Benefit determinations should be based in all cases on
the applicable contract language. To the extent there are any conflicts
between these guidelines and the contract language, the contract language will
control.
The purpose of medical policy is to provide a guide to coverage. Medical Policy
is not intended to dictate to providers how to practice medicine. Providers
are expected to exercise their medical judgment in providing the most appropriate
care.
Description
Orthognathic surgery involves the surgical manipulation
of the facial skeleton, particularly the maxilla and
mandible, to restore the proper anatomic and functional
relationship in patients with dentofacial skeletal anomalies,
which may be caused by congenital or developmental anomalies
or by traumatic injury. (1)
Note: This policy does not address surgical management of sleep apnea; discussion of these conditions may be found in Medical Policy, Surgery No. 166.
Policy/Criteria
- Orthognathic surgery for the treatment of obstructive
sleep apnea may be considered medically necessary
when the criteria in Surgery, Policy No. 49 are met.

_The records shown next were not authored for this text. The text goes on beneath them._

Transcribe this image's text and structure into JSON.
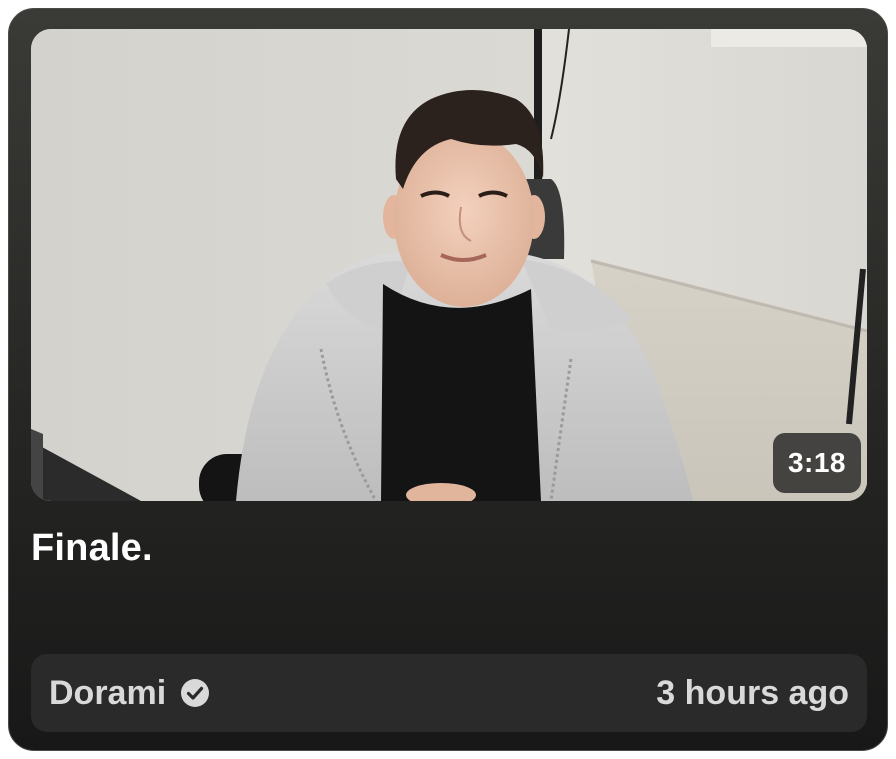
{
  "video": {
    "title": "Finale.",
    "duration": "3:18",
    "channel": "Dorami",
    "verified": true,
    "published": "3 hours ago"
  },
  "icons": {
    "verified": "verified-check-icon"
  },
  "colors": {
    "card_bg": "#262624",
    "meta_bg": "#2a2a2a",
    "text_primary": "#ffffff",
    "text_secondary": "#d9d9d9"
  }
}
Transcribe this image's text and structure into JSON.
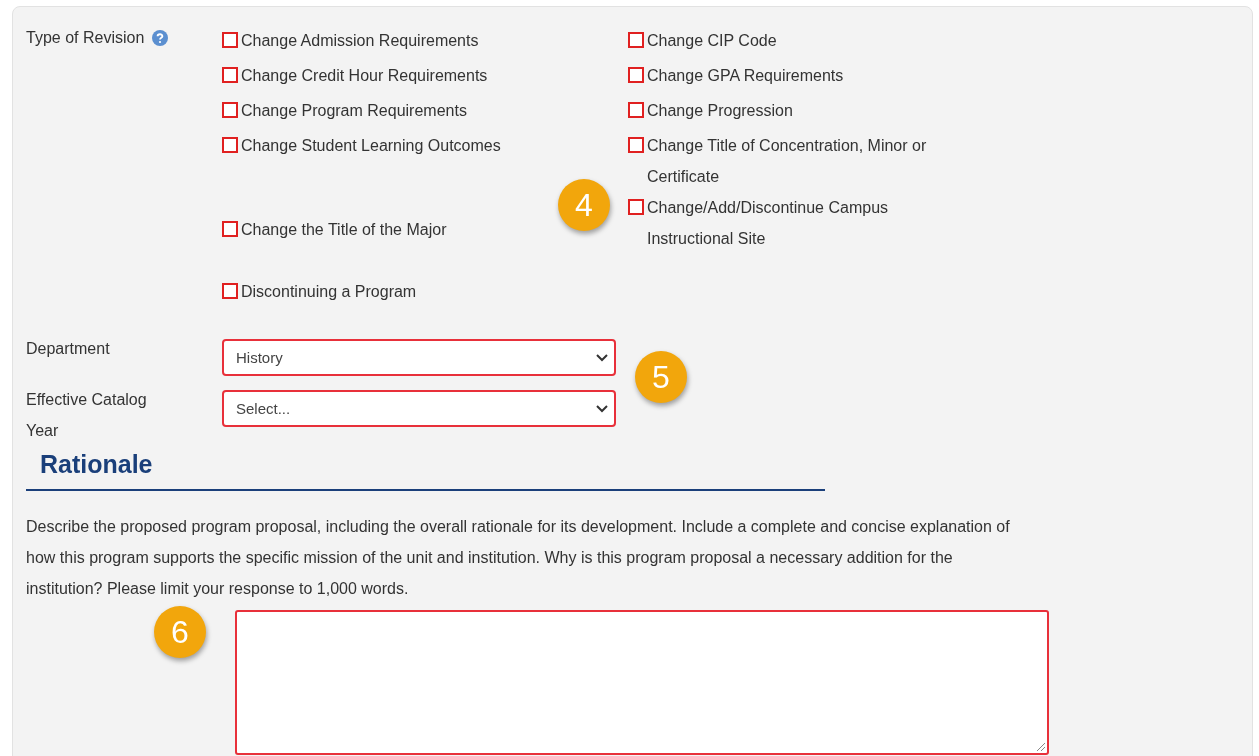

- Orthognathic surgery may be considered medically
necessary to correct jaw and craniofacial deformities
in the absence of obstructive sleep apnea when all of
the following criteria (A-C) are met:
- Significant functional impairment is documented
as a result of illness, injury, congenital anomaly,
or developmental anomaly. Significant functional
impairment must be directly attributable to jaw
and craniofacial deformities and must include
one or more of the following:
- Chewing-induced trauma secondary to
malocclusion
- Significantly impaired swallowing and/or
choking due to inadequate mastication secondary
to malocclusion
- Significant speech abnormalities (e.g.,
sibilant distortions or velopharyngeal distortion)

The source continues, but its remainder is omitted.